La nouvelle série du créateur de Baron noir, Eric Benzekri, est une immersion savamment documentée dans le milieu de la com’ de crise.
March 24, 2024 6:35 pm CET
Une salle plongée dans la pénombre bleutée, un mur d’écrans, des courbes de tendances, des images de plateaux télé et des communicants qui scrutent un emballement médiatique : en dix petites minutes, le décor de La Fièvre, série écrite par Eric Benzekri et réalisée par Ziad Doueiri, est posé.
Après les coulisses du pouvoir racontées dans Baron noir, le showrunner s’attaque au monde de la com’ de crise dans cette production dont le troisième épisode est diffusé lundi sur Canal+, avec Benjamin Biolay et Ana Girardot au casting.
La série a tapé dans le mille chez les professionnels du secteur, qui ont aimé le réalisme du scénario des deux premiers épisodes.

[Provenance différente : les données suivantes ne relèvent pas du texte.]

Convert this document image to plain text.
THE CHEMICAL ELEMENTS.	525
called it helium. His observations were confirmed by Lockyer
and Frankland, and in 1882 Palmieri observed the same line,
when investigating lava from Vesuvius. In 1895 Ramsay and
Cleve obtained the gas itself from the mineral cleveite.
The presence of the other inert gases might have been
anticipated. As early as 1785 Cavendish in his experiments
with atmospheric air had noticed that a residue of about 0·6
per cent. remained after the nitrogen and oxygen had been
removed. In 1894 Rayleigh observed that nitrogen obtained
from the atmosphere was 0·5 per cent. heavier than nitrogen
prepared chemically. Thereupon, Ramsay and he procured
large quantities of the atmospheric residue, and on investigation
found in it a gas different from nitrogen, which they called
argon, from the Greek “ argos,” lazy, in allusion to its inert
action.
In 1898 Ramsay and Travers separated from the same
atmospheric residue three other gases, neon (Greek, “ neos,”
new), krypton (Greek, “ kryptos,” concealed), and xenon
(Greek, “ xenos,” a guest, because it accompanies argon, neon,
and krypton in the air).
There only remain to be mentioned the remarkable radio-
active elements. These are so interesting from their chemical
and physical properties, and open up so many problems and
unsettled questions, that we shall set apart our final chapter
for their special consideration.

Tournés dans les locaux du club de foot de Dijon, on y suit la gestion de crise qui suit la violente altercation filmée entre un joueur et son entraîneur traité de “sale toubab” (blanc en wolof).
L’effet immersif résulte de conversations régulières avec des professionnels, même si Eric Benzekri, qui a connu quelques spin doctors dans son ancienne vie militante au PS, préfère ensuite s’en détacher.
“C’est d’abord un spectacle que je fais, pas un traité de théorie politique ou de communication. On entre dans la série par un milieu professionnel, et ensuite il s’agit d’ordonnancer des éléments du réel pour créer de la surprise, de la stupeur, du soulagement ou de l’inquiétude”, nous raconte-t-il depuis un taxi en pleine promo ultra cadencée.
Quand on lui demande s’il a conscience de créer aussi des références pour des praticiens du secteur, il préfère à nouveau s’en distancier. “Si je me dis que ce que j’écris pourrait servir à quelqu’un, alors je m’autocensurerais et je n’arriverais pas bien à créer”, poursuit-il, valorisant la “grotte” dans laquelle il s’est surtout enfermé ces trois dernières années.
Des communiquants au générique et dans la salle
Pour autant, ceux qui ont contribué sont soigneusement remerciés dans le générique : les patrons de Havas (Stéphane Fouks, Mayada Boulos), la tête de l’agence Majorelle Anne Hommel, l’ex-conseillère com’ de Jérôme Cahuzac passée chez TBWA, Marion Bougeard, mais aussi les équipes de Visibrain ou encore Raphaël Llorca, le codirecteur de l’Observatoire “Marques, imaginaires de consommation et politique” à la Fondation Jean Jaurès.
Consultant pour la série, Raphaël Llorca attend d’ailleurs la mi-avril et la fin de la première saison pour publier un rapport qui “pense l’embrasement” décortiqué dans la série, avec une bonne quinzaine de contributions écrites, dont certaines venant de personnalités politiques, précise-t-il auprès de POLITICO. “Ce sera comme les notes de bas de page que l’artiste n’a pas pu faire.”
Outre l’avant-première parisienne à Canal+, où des communicants étaient venus en nombre dans le public, Eric Benzekri échangera mi-mai avec une quarantaine d’invités conviés par le cabinet Samman.
Les professionnels saluent et savourent leur mise en lumière. Certains, conquis d’avance, ont même commencé à faire la pub de la série en amont de la diffusion.
“Comme toujours avec Eric Benzekri, le train qui file vers la catastrophe peut encore dérailler”, a ainsi teasé sur Linkedin Joshua Adel, le cofondateur de Spin & Strategy.
Pour Arthur Richer, directeur de l’offre Sport & Réputation chez Havas, qui gère par exemple l’image des Girondins de Bordeaux, c’est “l’imbrication très forte des enjeux médiatiques, réputationnels mais aussi financiers et de gouvernance” qui sonne juste.
“Bien sûr qu’il y a de la simplification pour dramatiser et surtout rendre compréhensible, mais il y a aussi de la nuance, ne serait-ce que d’avoir expliqué dès le début le poids de la vidéo sur la présentation à venir des comptes à la Direction nationale du contrôle de gestion qui rythme aussi la vie des clubs de foot.”
Mais n’allez pas commencer à chercher qui a soufflé l’idée de cette scène en particulier : “Vous ne pouvez jamais savoir avec un auteur de fiction ce qui l’inspire et ce qu’il retient, même quand il est dans une conversation amicale avec vous”, sourit l’un des contributeurs.